= Connected Earth =

UK network of museums

Connected Earth was a UK network of organizations, primarily museums, that preserve the history of telecommunications in the UK.

Heritage artifacts are physically sent to Connected Earth partners and other institutions as appropriate, and are brought together again online through virtual galleries, searchable catalogues and educational resources at its website.

==Background==
Connected Earth was founded by BT in 2001 and grew from its commitment to the UK's telecommunications heritage. By working with institutional partners, the network aimed to ensure that the UK's telecommunications heritage should be both accessible and assured for future generations.

==Partners==
The Connected Earth partners were Amberley Museum & Heritage Centre, Avoncroft Museum of Historic Buildings, Bawdsey Radar, BT Archives, Goonhilly Satellite Earth Station, Milton Keynes Museum, Museum of London, Museum of Science and Industry Manchester (MoSI), Porthcurno Telegraph Museum, National Museums of Scotland, the Science Museum, the University of Salford, the Institute of Engineering and Technology and the Institute of Telecommunications Professionals. Partners will receive funding from BT for 10 years to help with hosting and management. Goonhilly Satellite Earth Station was a previous partner.

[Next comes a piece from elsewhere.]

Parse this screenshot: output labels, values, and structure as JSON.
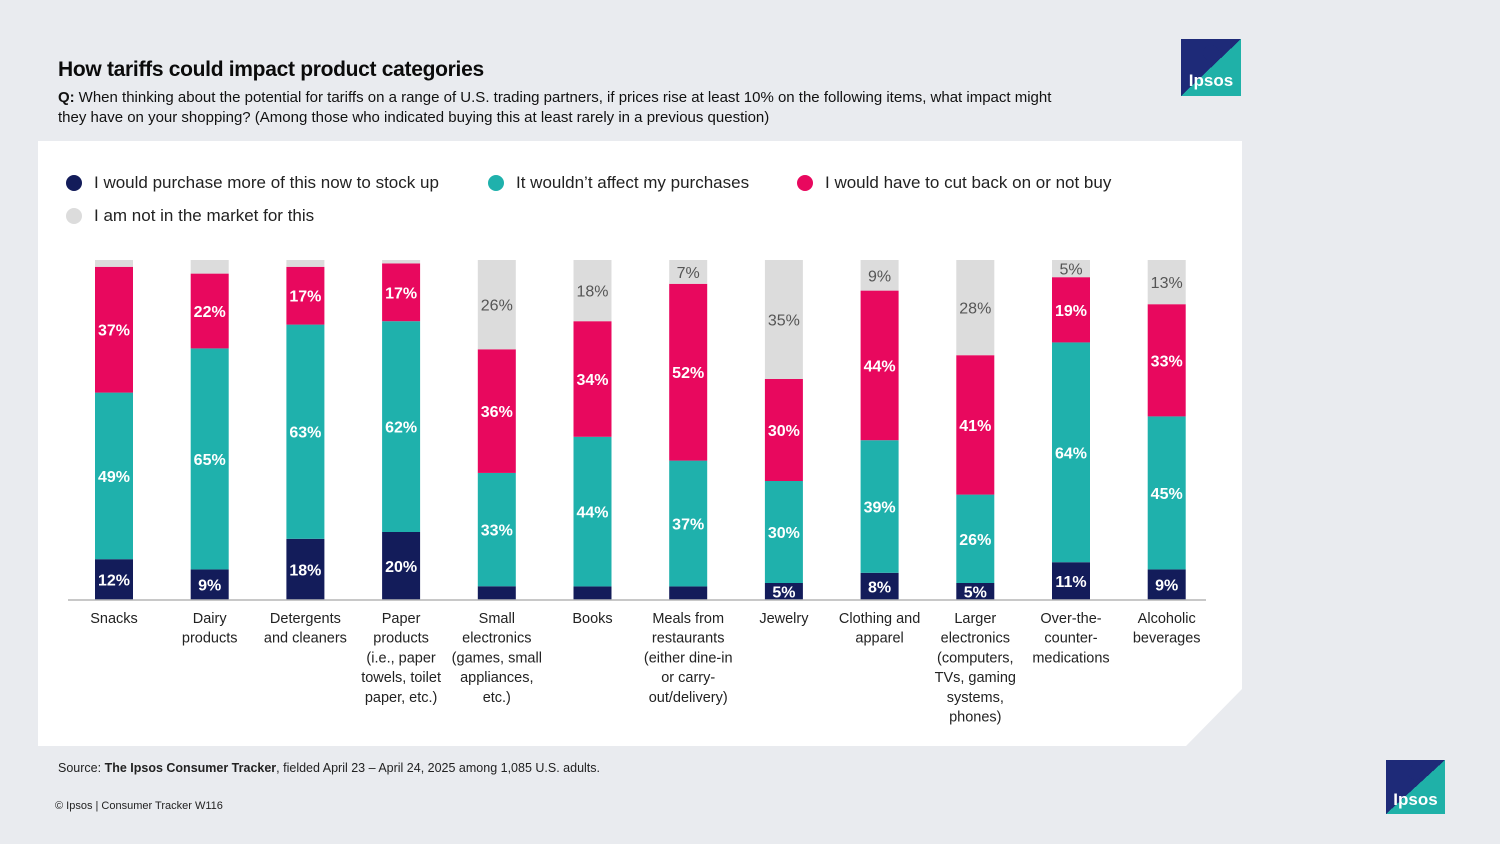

Each partner focused on a different aspect of telecommunications history. Five partners – Amberley, Avoncroft, Goonhilly, Museum of Science and Industry in Manchester and National Museum of Scotland – have hosted dedicated Connected Earth galleries, while others incorporate Connected Earth artefacts into their existing galleries.

==Collections==
Together the Connected Earth partners aimed to tell the history of communications in the UK and from the UK to overseas. Through Connected Earth, artefacts as diverse as Hughes printing telegraph, electrophone table, the tuning coil from Rugby Radio Station, telephone kiosks, the first transatlantic telegraph cable, are preserved and accessible for visitors.

Partners continue to collect contemporary communications artefacts and work with other organisations to ensure that the history of communications is preserved.

Through People's Connected Earth, partners also collected stories and memories from the general public and people who worked in the industry.